Jailed Philippine activist Reina Mae Nasino wanted to hold her three-month-old daughter for the last time before she was laid to rest but she could not.
Heavily armed prison officials guarding her during the funeral refused to uncuff her despite pleas from her family and human rights supporters, who have condemned the treatment of Nasino and other political prisoners and mothers in Philippine jails.
“We were denied the chance to be together. I did not even see your laughter,” said the 23-year-old Nasino, who was seen crying in front of her daughter River’s tiny white coffin on Friday.
A local court granted Nasino a three-day furlough to attend the wake and funeral of her daughter.
Nasino, a member of the urban poverty group Kadamay was arrested in November 2019 with two others for the unlawful possession of firearms – charges she said were trumped up and part of a crackdown against left-leaning activists.
In April, she petitioned the Supreme Court to release her from jail on humanitarian grounds amid the coronavirus pandemic.
As Nasino waited for the court’s response, she gave birth while in jail in July, but her baby was removed from her care and brought to her mother in August.
The following month, her baby became sick and was hospitalised, prompting calls and immediate appeal before the court for mother and child to be reunited.
Wearing a full-body personal protective equipment suit while standing in the heat of the sun, Nasino told her baby: “I hope we will be the last to experience this.”
The solemn occasion turned chaotic as police officers in camouflage uniforms dispersed the funeral procession and told the hearse carrying the coffin to speed up, forcing mourners to run after the vehicle.
“I thought we would have a proper burial with family and friends, but I was traumatised. My other daughter nearly fainted while chasing the car,” said Nasino’s mother, Marites.
I will never forget the tale of two mothers today. Nanay Maritess, Ina's mother is kneeling before the police, begging for respect and that the funeral be conducted according to their wishes; while Ina is in handcuffs and could not even wipe her own tears. pic.twitter.com/FzhCDQul1V
— Maria Sol Taule (@soltaule) October 16, 2020
“I am so angry that we could not even give my grandchild a proper procession and we could not even play the music she liked.”

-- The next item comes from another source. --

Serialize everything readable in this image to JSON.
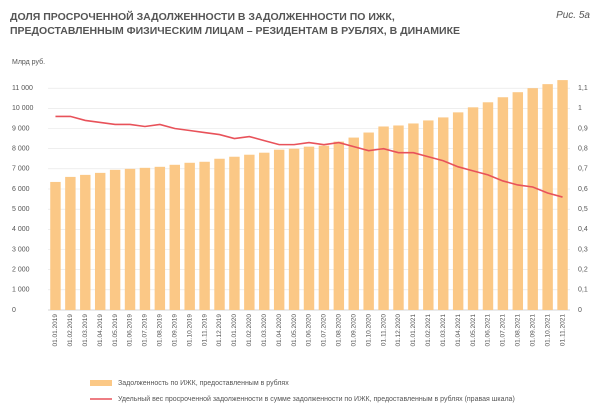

Since the collapse of latest talks between the government and communist rebels, the Duterte administration and its supporters have stepped up its attacks against the rebels, as well as other mainstream activists who are perceived to be supportive of socialist political ideologies.
Human rights activists have condemned the treatment of Nasino as “cruel” and “inhumane”.
“These are not random acts of cruelty and inhumanity. Clearly, this is a coordinated ‘whole-of-the-nation’ effort” of the Duterte administration, said Cristina Palabay, the secretary-general of another rights group, Karapatan.
“Baby River’s death is on the Duterte government.”
Carlos Conde of the Human Rights Watch organisation pointed out that the government’s counterinsurgency campaign “targeting open, legal activists has always been brutal” with thousands killed and tortured over the years.
“But what the government did to Nasino and her child is a new, unconscionable low.”
The police denied the allegations saying that the deployment of troops was necessary to maintain security.